Mi, 20. Juni 2018

Unter 10 Sekunden?

13.07.2014 14:02

Gatlin jagt 20 Jahre alten Gugl-Rekord

Das beste 100-Meter-Starterfeld in der Meeting-Geschichte soll am Montag auf der Gugl dafür sorgen, dass der 20 Jahre alte Stadionrekord endlich fällt. Angeführt wird das hochkarätige Aufgebot von Olympiasieger und Vizeweltmeister Justin Gatlin. Der US-Amerikaner ist heuer noch ungeschlagen und hält mit 9,80 Sekunden auch die Weltjahresbestzeit. Der Linzer Rekord von 9,94 Sekunden aus dem Jahr 1994 stammt vom Nigerianer Davidson Ezinwa.

"Mit Gatlin haben wir den momentan schnellsten Mann auf dem Planeten am Start – und drei, vier andere, die heuer schon unter zehn Sekunden gelaufen sind. Den Rekord gibt es seit 20 Jahren, natürlich wollten wir schauen, dass er endlich einmal fällt", betonte Robert Wagner, der heuer als Athletik-Direktor der 2012 als Gugl-Games wiederbelebten Veranstaltung auftritt.

Zehn-Sekunden-Schallmauer soll geknackt werden
Die 9,94 sind laut Wagner die überhaupt schnellste jemals in Österreich gelaufene Zeit.
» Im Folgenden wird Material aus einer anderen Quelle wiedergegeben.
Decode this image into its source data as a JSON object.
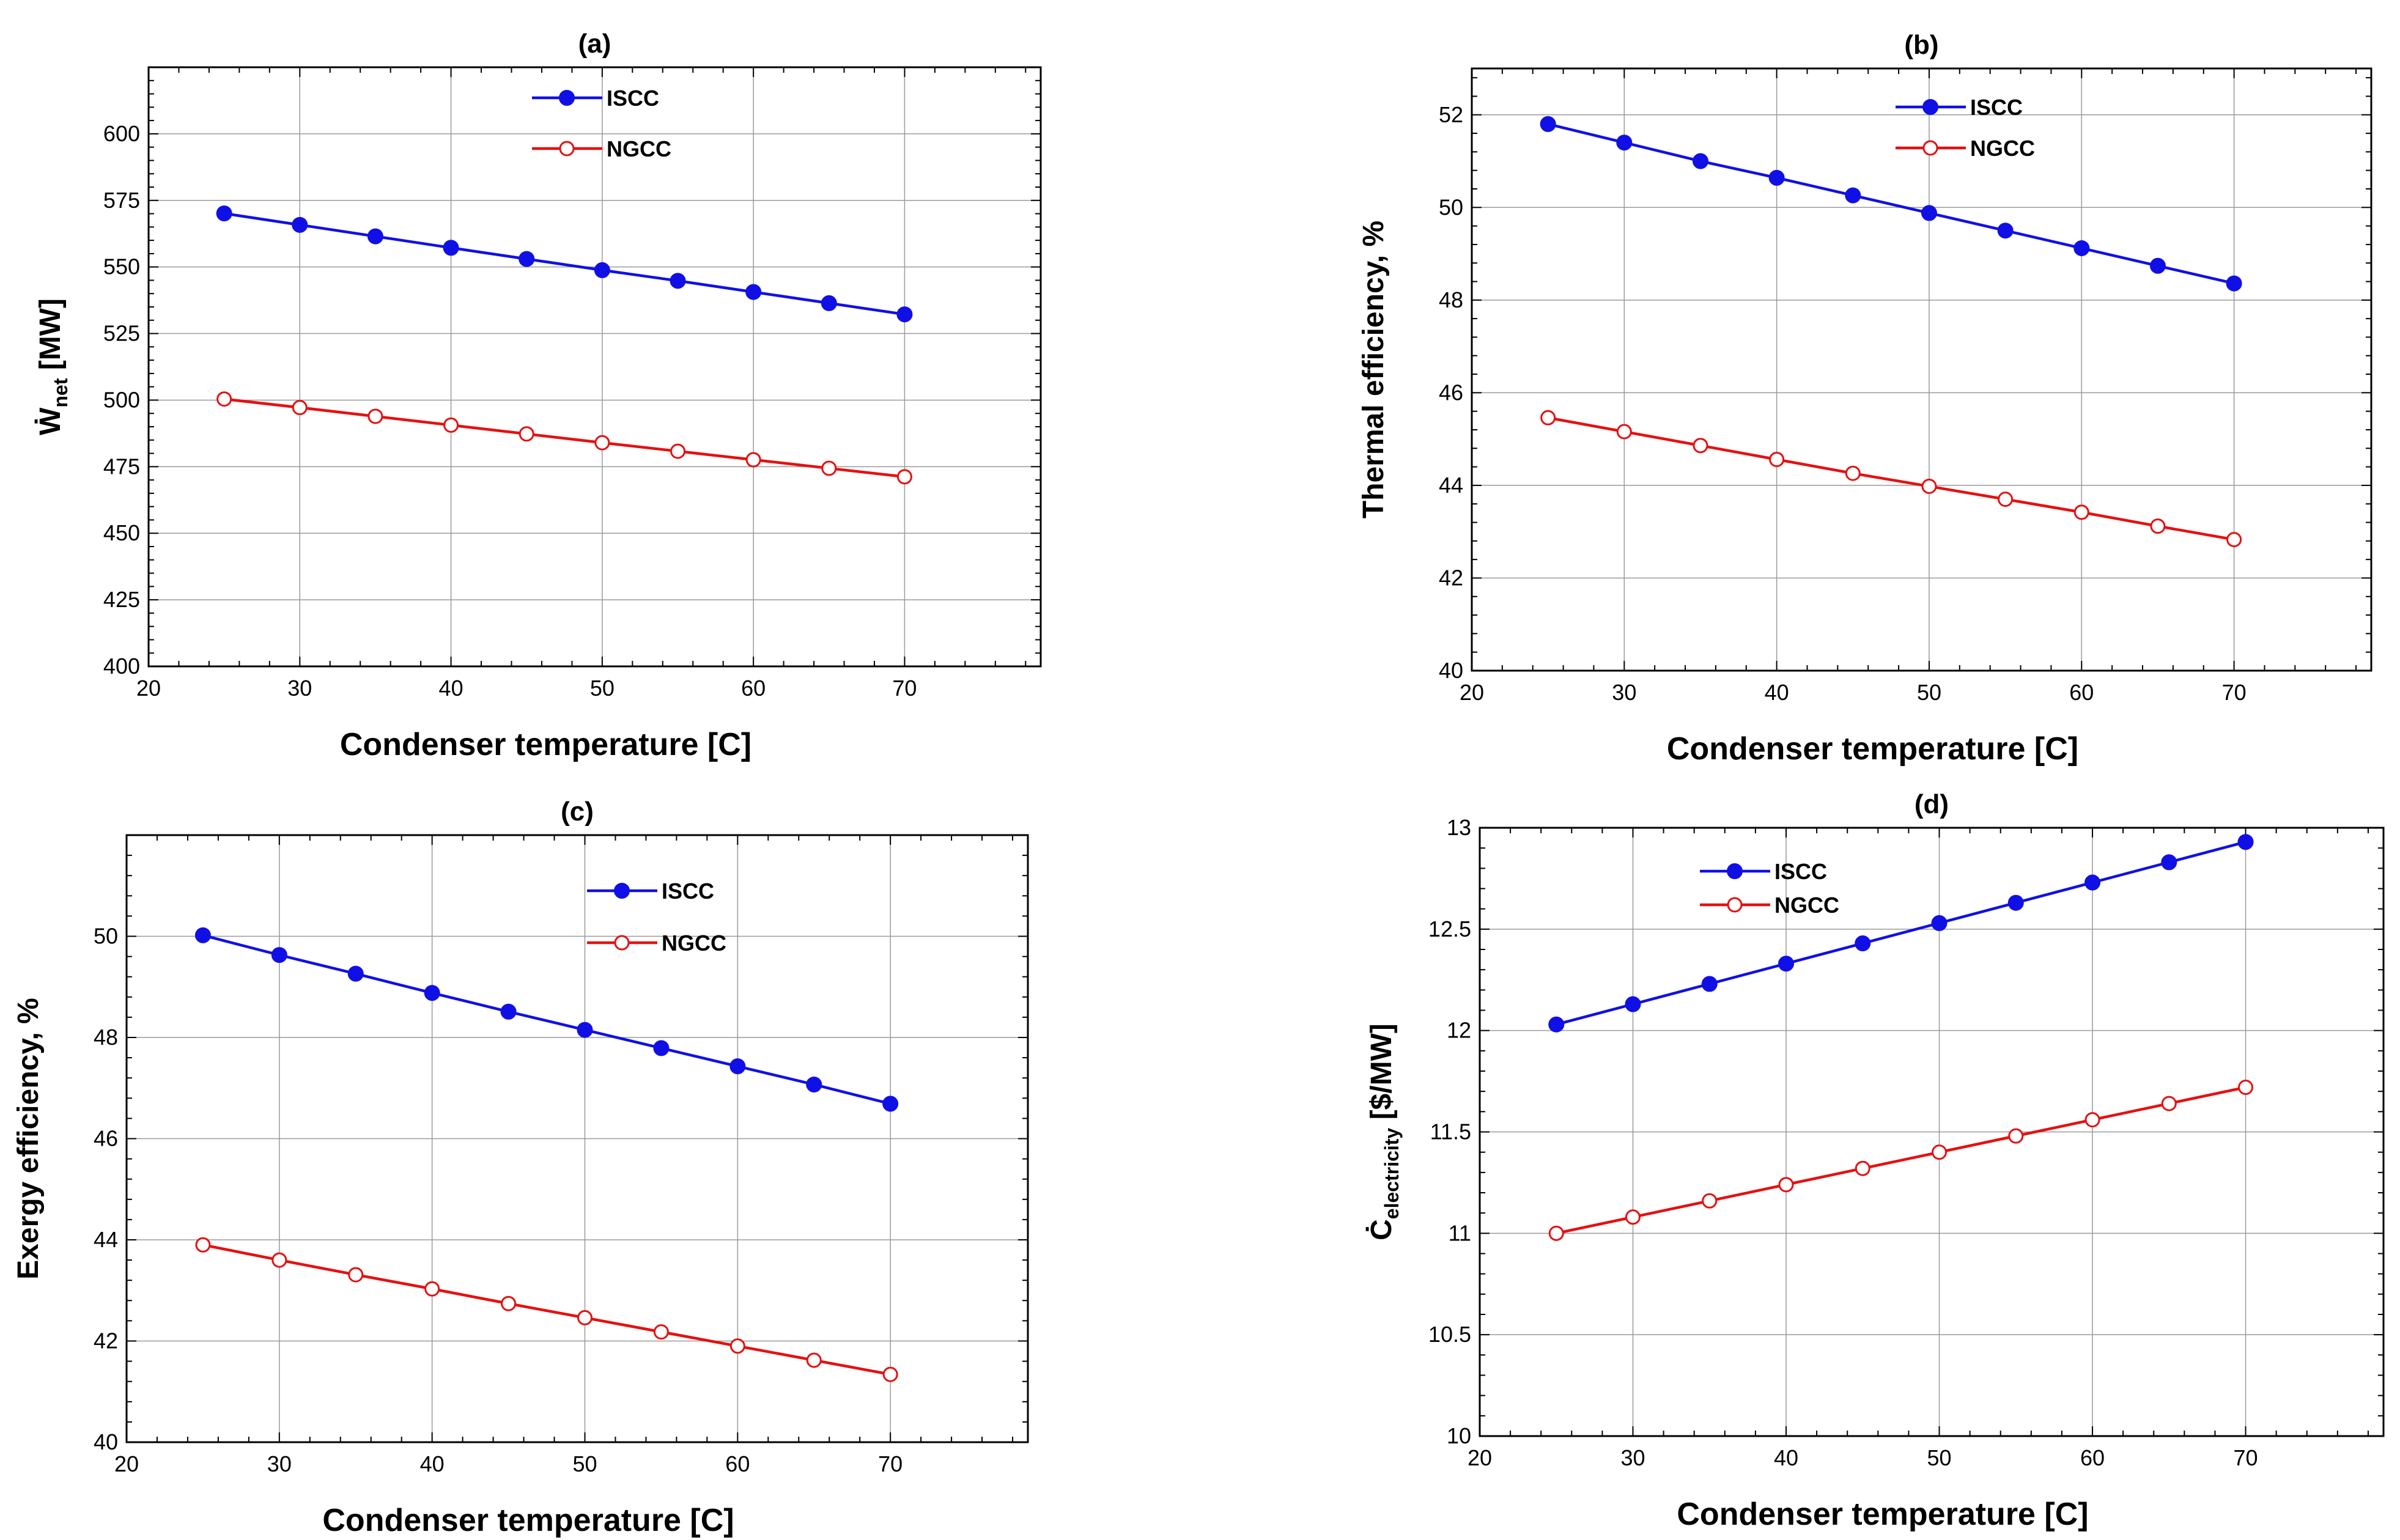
{
  "colors": {
    "iscc": "#1010e6",
    "ngcc": "#e61010",
    "grid": "#9a9a9a"
  },
  "chart_data": [
    {
      "id": "a",
      "type": "line",
      "title": "(a)",
      "xlabel": "Condenser temperature  [C]",
      "ylabel": {
        "main": "Ẇ",
        "sub": "net",
        "unit": " [MW]"
      },
      "xlim": [
        20,
        79
      ],
      "ylim": [
        400,
        625
      ],
      "xticks": [
        20,
        30,
        40,
        50,
        60,
        70
      ],
      "yticks": [
        400,
        425,
        450,
        475,
        500,
        525,
        550,
        575,
        600
      ],
      "ytick_labels": [
        "400",
        "425",
        "450",
        "475",
        "500",
        "525",
        "550",
        "575",
        "600"
      ],
      "legend_position": "top-center",
      "x": [
        25,
        30,
        35,
        40,
        45,
        50,
        55,
        60,
        65,
        70
      ],
      "series": [
        {
          "name": "ISCC",
          "marker": "filled",
          "values": [
            570.1,
            565.8,
            561.5,
            557.2,
            553.0,
            548.8,
            544.8,
            540.6,
            536.4,
            532.2
          ]
        },
        {
          "name": "NGCC",
          "marker": "open",
          "values": [
            500.4,
            497.2,
            493.9,
            490.6,
            487.3,
            484.0,
            480.8,
            477.6,
            474.4,
            471.2
          ]
        }
      ]
    },
    {
      "id": "b",
      "type": "line",
      "title": "(b)",
      "xlabel": "Condenser temperature  [C]",
      "ylabel": {
        "main": "Thermal efficiency, %",
        "sub": "",
        "unit": ""
      },
      "xlim": [
        20,
        79
      ],
      "ylim": [
        40,
        53
      ],
      "xticks": [
        20,
        30,
        40,
        50,
        60,
        70
      ],
      "yticks": [
        40,
        42,
        44,
        46,
        48,
        50,
        52
      ],
      "ytick_labels": [
        "40",
        "42",
        "44",
        "46",
        "48",
        "50",
        "52"
      ],
      "legend_position": "top-center",
      "x": [
        25,
        30,
        35,
        40,
        45,
        50,
        55,
        60,
        65,
        70
      ],
      "series": [
        {
          "name": "ISCC",
          "marker": "filled",
          "values": [
            51.8,
            51.4,
            51.0,
            50.64,
            50.26,
            49.88,
            49.5,
            49.12,
            48.74,
            48.36
          ]
        },
        {
          "name": "NGCC",
          "marker": "open",
          "values": [
            45.46,
            45.16,
            44.86,
            44.56,
            44.26,
            43.98,
            43.7,
            43.42,
            43.12,
            42.83
          ]
        }
      ]
    },
    {
      "id": "c",
      "type": "line",
      "title": "(c)",
      "xlabel": "Condenser temperature  [C]",
      "ylabel": {
        "main": "Exergy efficiency, %",
        "sub": "",
        "unit": ""
      },
      "xlim": [
        20,
        79
      ],
      "ylim": [
        40,
        52
      ],
      "xticks": [
        20,
        30,
        40,
        50,
        60,
        70
      ],
      "yticks": [
        40,
        42,
        44,
        46,
        48,
        50
      ],
      "ytick_labels": [
        "40",
        "42",
        "44",
        "46",
        "48",
        "50"
      ],
      "legend_position": "top-right",
      "x": [
        25,
        30,
        35,
        40,
        45,
        50,
        55,
        60,
        65,
        70
      ],
      "series": [
        {
          "name": "ISCC",
          "marker": "filled",
          "values": [
            50.02,
            49.63,
            49.26,
            48.88,
            48.51,
            48.15,
            47.79,
            47.43,
            47.07,
            46.69
          ]
        },
        {
          "name": "NGCC",
          "marker": "open",
          "values": [
            43.9,
            43.6,
            43.31,
            43.03,
            42.74,
            42.46,
            42.18,
            41.9,
            41.62,
            41.34
          ]
        }
      ]
    },
    {
      "id": "d",
      "type": "line",
      "title": "(d)",
      "xlabel": "Condenser temperature  [C]",
      "ylabel": {
        "main": "Ċ",
        "sub": "electricity",
        "unit": " [$/MW]"
      },
      "xlim": [
        20,
        79
      ],
      "ylim": [
        10,
        13
      ],
      "xticks": [
        20,
        30,
        40,
        50,
        60,
        70
      ],
      "yticks": [
        10,
        10.5,
        11,
        11.5,
        12,
        12.5,
        13
      ],
      "ytick_labels": [
        "10",
        "10.5",
        "11",
        "11.5",
        "12",
        "12.5",
        "13"
      ],
      "legend_position": "top-left",
      "x": [
        25,
        30,
        35,
        40,
        45,
        50,
        55,
        60,
        65,
        70
      ],
      "series": [
        {
          "name": "ISCC",
          "marker": "filled",
          "values": [
            12.03,
            12.13,
            12.23,
            12.33,
            12.43,
            12.53,
            12.63,
            12.73,
            12.83,
            12.93
          ]
        },
        {
          "name": "NGCC",
          "marker": "open",
          "values": [
            11.0,
            11.08,
            11.16,
            11.24,
            11.32,
            11.4,
            11.48,
            11.56,
            11.64,
            11.72
          ]
        }
      ]
    }
  ]
}
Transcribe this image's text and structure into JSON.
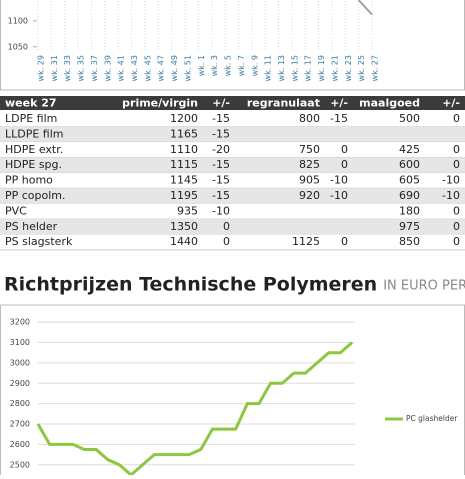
{
  "chart_data": [
    {
      "type": "line",
      "categories": [
        "wk. 29",
        "wk. 31",
        "wk. 33",
        "wk. 35",
        "wk. 37",
        "wk. 39",
        "wk. 41",
        "wk. 43",
        "wk. 45",
        "wk. 47",
        "wk. 49",
        "wk. 51",
        "wk. 1",
        "wk. 3",
        "wk. 5",
        "wk. 7",
        "wk. 9",
        "wk. 11",
        "wk. 13",
        "wk. 15",
        "wk. 17",
        "wk. 19",
        "wk. 21",
        "wk. 23",
        "wk. 25",
        "wk. 27"
      ],
      "series": [
        {
          "color": "#9aa3a8",
          "values": [
            null,
            null,
            null,
            null,
            null,
            null,
            null,
            null,
            null,
            null,
            null,
            null,
            null,
            null,
            null,
            null,
            null,
            null,
            null,
            null,
            null,
            null,
            null,
            null,
            1140,
            1112
          ]
        }
      ],
      "ylim": [
        1040,
        1144
      ],
      "yticks": [
        1050,
        1100
      ]
    },
    {
      "type": "line",
      "title": "Richtprijzen Technische Polymeren",
      "subtitle": "IN EURO PER TON",
      "series": [
        {
          "name": "PC glashelder",
          "color": "#8dc63f",
          "values": [
            2700,
            2600,
            2600,
            2600,
            2575,
            2575,
            2525,
            2500,
            2450,
            2500,
            2550,
            2550,
            2550,
            2550,
            2575,
            2675,
            2675,
            2675,
            2800,
            2800,
            2900,
            2900,
            2950,
            2950,
            3000,
            3050,
            3050,
            3100
          ]
        }
      ],
      "ylim": [
        2440,
        3250
      ],
      "yticks": [
        2500,
        2600,
        2700,
        2800,
        2900,
        3000,
        3100,
        3200
      ],
      "grid": true
    }
  ],
  "table": {
    "header": [
      "week 27",
      "prime/virgin",
      "+/-",
      "regranulaat",
      "+/-",
      "maalgoed",
      "+/-"
    ],
    "rows": [
      [
        "LDPE film",
        1200,
        -15,
        800,
        -15,
        500,
        0
      ],
      [
        "LLDPE film",
        1165,
        -15,
        null,
        null,
        null,
        null
      ],
      [
        "HDPE extr.",
        1110,
        -20,
        750,
        0,
        425,
        0
      ],
      [
        "HDPE spg.",
        1115,
        -15,
        825,
        0,
        600,
        0
      ],
      [
        "PP homo",
        1145,
        -15,
        905,
        -10,
        605,
        -10
      ],
      [
        "PP copolm.",
        1195,
        -15,
        920,
        -10,
        690,
        -10
      ],
      [
        "PVC",
        935,
        -10,
        null,
        null,
        180,
        0
      ],
      [
        "PS helder",
        1350,
        0,
        null,
        null,
        975,
        0
      ],
      [
        "PS slagsterk",
        1440,
        0,
        1125,
        0,
        850,
        0
      ]
    ]
  }
}
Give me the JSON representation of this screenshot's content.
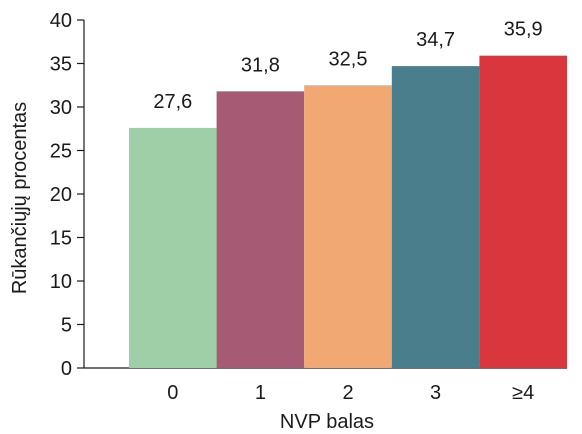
{
  "chart_data": {
    "type": "bar",
    "categories": [
      "0",
      "1",
      "2",
      "3",
      "≥4"
    ],
    "values": [
      27.6,
      31.8,
      32.5,
      34.7,
      35.9
    ],
    "data_labels": [
      "27,6",
      "31,8",
      "32,5",
      "34,7",
      "35,9"
    ],
    "colors": [
      "#9ecfa7",
      "#a65a73",
      "#f2a872",
      "#4a7e8c",
      "#d9363d"
    ],
    "xlabel": "NVP balas",
    "ylabel": "Rūkančiųjų procentas",
    "ylim": [
      0,
      40
    ],
    "yticks": [
      0,
      5,
      10,
      15,
      20,
      25,
      30,
      35,
      40
    ],
    "grid": false,
    "legend": false
  }
}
Neben dem damals Zweitplatzierten in 9,97 gab es hierzulande noch keine weitere Zeit unter der Zehn-Sekunden-Barriere. Zumindest das Brechen dieser "Schallmauer" sollte Gatlin und Co. bei passenden Witterungsbedingen gelingen.

Gatlin strotzt aufgrund seiner aktuellen Hochform voller Selbstvertrauen. Er sei auf der Suche nach "dem perfekten 100-Meter-Lauf", den er bisher noch nicht entdeckt hat. "Ich arbeite 365 Tage im Jahr daran, ein kompletter Athlet zu sein", meinte der New Yorker am Sonntag. Heuer ist er in neun Rennen unbesiegt und das wolle er auch bleiben. In einem Jahr ohne WM und Olympia hat sich aber etwa Weltrekordler Usain Bolt noch gar nicht gezeigt.

Athletik-Direktor hat keine Bedenken wegen Gatlin
Dass Gatlin nicht nur ein hochdekorierter Star, sondern auch schon zweimal als Dopingsünder überführt wurde, findet Wagner nicht bedenklich. "Er hat seine Zeit abgesessen. Sie können sich vorstellen, dass solche Athleten zehn Mal mehr getestet werden als andere. Ich habe da keine Bedenken", meinte Wagner über den 2006 wegen eines Testosteronbefundes zunächst für acht und später nach einem Einspruch für vier Jahre gesperrten Olympiasieger von Athen.

Seit seiner Rückkehr hat Gatlin unter anderem Olympia-Bronze 2012 und WM-Silber 2013 geholt. Seine Leistungsentwicklung sei nachvollziehbar, betonte Wagner. Anders sieht er die Situation von erst seit Kurzem wieder startberechtigten Dopingsündern wie Tyson Gay. Der Ex-Weltmeister sei derzeit kein Thema. "Er hat angefragt, aber wir haben ihn nicht genommen. Ich will mir das ein, zwei, Jahre anschauen und dann kann es sein, dass er hier läuft", erläuterte Wagner.